If home prices continue to rise as expected it will have two significant effects on the labor market in the coming year and years ahead. The most direct result will be the increase in U.S. home construction. Not only did new home starts jump at an annualized rate of 15 percent in September, existing home sales often also results in more construction jobs as home owners renovate before selling or after purchasing.

“Construction employment is still down by 2.2 million jobs compared to its pre-recession peak and has had virtually no recovery,” says Rob Romaine, president of MRINetwork. “Despite being less than 5 percent of the total U.S. workforce, that represents more than half of the 4.2 million jobs deficit from the pre-recession peak. Any economic activity that can increase employment for the sector will have the most immediate effect of reducing total U.S. unemployment and increasing U.S. consumer spending power.”

Rising home prices will also add to U.S. spending power in another way—increasing equity. The cumulative growth in home equity has added $760 billion in equity to the U.S. economy, nearly equal to the $787-billion economic stimulus package approved in early 2009. Yet, that program was phased in over three years, whereas growing home equity will add another $1 trillion in the next year.
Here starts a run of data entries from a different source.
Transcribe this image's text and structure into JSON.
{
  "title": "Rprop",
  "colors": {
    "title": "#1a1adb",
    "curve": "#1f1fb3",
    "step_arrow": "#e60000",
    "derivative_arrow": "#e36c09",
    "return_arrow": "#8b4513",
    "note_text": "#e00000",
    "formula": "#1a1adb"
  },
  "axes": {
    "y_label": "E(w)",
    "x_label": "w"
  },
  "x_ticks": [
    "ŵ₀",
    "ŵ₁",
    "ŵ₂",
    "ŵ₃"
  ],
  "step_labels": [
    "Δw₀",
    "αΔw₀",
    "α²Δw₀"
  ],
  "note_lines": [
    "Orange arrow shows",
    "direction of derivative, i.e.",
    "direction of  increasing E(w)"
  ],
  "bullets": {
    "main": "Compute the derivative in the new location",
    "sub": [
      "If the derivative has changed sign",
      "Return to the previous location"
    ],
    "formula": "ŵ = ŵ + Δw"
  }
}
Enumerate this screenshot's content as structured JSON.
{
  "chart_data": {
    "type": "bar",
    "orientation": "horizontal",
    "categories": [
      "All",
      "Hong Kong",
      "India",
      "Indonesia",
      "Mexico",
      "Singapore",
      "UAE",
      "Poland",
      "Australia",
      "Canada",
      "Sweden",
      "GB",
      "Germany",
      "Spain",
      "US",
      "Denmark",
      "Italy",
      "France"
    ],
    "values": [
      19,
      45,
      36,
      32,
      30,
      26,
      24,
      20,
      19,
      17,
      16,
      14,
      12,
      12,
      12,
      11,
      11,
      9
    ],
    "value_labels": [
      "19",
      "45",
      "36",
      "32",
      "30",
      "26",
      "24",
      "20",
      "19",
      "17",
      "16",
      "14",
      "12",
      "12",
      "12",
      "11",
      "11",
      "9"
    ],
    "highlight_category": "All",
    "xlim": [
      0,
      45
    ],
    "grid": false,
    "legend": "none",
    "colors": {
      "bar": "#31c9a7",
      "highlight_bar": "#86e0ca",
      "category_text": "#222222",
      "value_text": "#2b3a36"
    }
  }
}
While home equity can’t immediately be spent on groceries or a new TV, especially if a mortgage is underwater, it can make obtaining credit easier, and can make consumers more confident to spend the cash they do have. Receipts from the holiday shopping season are just starting to be tallied but projections suggest total revenue in 2012 will grow by 4.1 percent, above the 3.5 percent average growth in the last decade.

“About 700,000 temporary retail jobs have been created this holiday season, up from last year. But retail jobs are just the last position in a long chain of jobs created by Black Friday and the weeks after it,” says Romaine. “Should projections for a strong holiday season pan out, revenues over the last five weeks of the year will spur a new round of hiring for product development, design, manufacturing, supply chain, marketing, and branding professionals and managers to create and sell products for the 2013 holiday season.”

While the economy’s momentum continues to build, several significant and fast-approaching storm clouds remain on the horizon. Lawmakers have pushed several critical decisions into the post-election season. Consequentially, before the new year, a lame duck session of Congress will need to revisit a series of temporary tax cuts set to expire, new taxes set to be levied to support the Patient Protection and Affordable Care Act (PPACA), expiring extended unemployment benefits, a 30 percent reduction in Medicare payments to doctors, and the first of eight annual $109 billion cuts in defense spending.

Collectively known as the fiscal cliff, should the laws stand as they are now written, more than $500 billion will be removed from the economy in 2013, causing a projected 0.5 percent drop in GDP. According to the Congressional Budget Office, this double-dip recession could lead to the unemployment rate to surge back to 9 percent by the end of 2013.

“No one expects the fiscal cliff to occur in its current form, but what compromises will be made are still largely unknown,” says Romaine. “Should the compromise be modest enough to prevent a double-dip recession, momentum in both the residential real estate market and consumer goods sectors bode well for unemployment to continue to decline next year as demand for professionals across industries will remain strong.”